Такой высокой степени оригинального мышления Суровцев и вовсе никак не ожидал.

– И что, ты теперь ко мне хуже относиться будешь? – пристально глядя на Суровцева, продолжал Соткин.



Суровцев искренне рассмеялся:

– Я и думать об этом не буду. Не хочу, знаешь ли…

– А вопрос-то серьёзный. Я матушку свою спрашивал… Кто? Откуда? Я же любопытный. Что-то всегда в семье недоговаривали… Я же чувствую…

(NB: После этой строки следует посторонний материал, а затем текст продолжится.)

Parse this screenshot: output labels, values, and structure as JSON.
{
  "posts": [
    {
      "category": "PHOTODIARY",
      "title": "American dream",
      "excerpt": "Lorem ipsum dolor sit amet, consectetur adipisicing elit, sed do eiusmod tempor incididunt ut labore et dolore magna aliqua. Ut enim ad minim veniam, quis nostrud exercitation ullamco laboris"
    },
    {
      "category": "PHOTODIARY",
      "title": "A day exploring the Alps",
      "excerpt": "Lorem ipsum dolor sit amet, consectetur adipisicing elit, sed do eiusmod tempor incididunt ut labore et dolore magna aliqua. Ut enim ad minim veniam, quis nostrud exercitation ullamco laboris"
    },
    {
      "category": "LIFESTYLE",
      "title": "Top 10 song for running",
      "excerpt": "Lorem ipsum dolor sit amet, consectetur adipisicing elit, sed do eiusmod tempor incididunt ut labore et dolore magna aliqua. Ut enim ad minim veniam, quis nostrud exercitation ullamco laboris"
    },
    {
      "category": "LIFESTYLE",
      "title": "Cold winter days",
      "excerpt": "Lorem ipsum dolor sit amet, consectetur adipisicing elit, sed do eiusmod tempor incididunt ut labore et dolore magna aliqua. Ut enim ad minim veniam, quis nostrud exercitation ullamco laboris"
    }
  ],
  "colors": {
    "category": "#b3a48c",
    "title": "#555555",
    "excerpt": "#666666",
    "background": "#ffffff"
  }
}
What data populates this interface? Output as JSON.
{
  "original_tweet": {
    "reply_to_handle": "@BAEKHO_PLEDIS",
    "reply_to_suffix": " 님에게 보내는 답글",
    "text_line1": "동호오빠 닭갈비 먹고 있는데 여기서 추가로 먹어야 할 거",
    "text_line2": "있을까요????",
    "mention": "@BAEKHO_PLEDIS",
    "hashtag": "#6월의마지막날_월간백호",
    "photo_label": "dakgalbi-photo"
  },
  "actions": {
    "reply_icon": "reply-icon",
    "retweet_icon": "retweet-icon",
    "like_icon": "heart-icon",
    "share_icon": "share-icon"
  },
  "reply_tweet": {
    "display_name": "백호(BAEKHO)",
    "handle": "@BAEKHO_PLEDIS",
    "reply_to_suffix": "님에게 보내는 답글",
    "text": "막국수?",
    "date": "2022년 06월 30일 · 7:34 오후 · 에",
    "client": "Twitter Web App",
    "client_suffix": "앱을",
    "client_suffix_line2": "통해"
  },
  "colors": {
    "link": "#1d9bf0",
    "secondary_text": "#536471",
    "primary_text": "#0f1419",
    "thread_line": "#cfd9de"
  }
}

– Ну, в Сибири во многих семьях о своём происхождении недоговаривают. Через Томск людей на север сейчас баржами везут. Что ты думаешь, они своим детям и внукам всё расскажут? А которые за триста с лишним лет сюда в кандалах, пешком пришли? Так они всё о себе своим потомкам и рассказали! Потом и в одной семье могут быть разногласия по, казалось бы, самому простому вопросу. Мои тётушки покойные никак не могли прийти к единому мнению об участии моих дедов и прадедов в восстании декабристов. Потом посмотри, как за какие-то годы исчезли в России такие фамилии, как Корнилов, Деникин, Врангель. Почему исчезли – объяснять излишне…

– Почему?

– Сменили люди фамилии. Не хотят, чтобы их роднёй врагов народа считали…

– Сергей Георгиевич, а ты сам, по совести говоря, кем себя ощущаешь? Немцем или русским? – вдруг совсем огорошил Суровцева собеседник.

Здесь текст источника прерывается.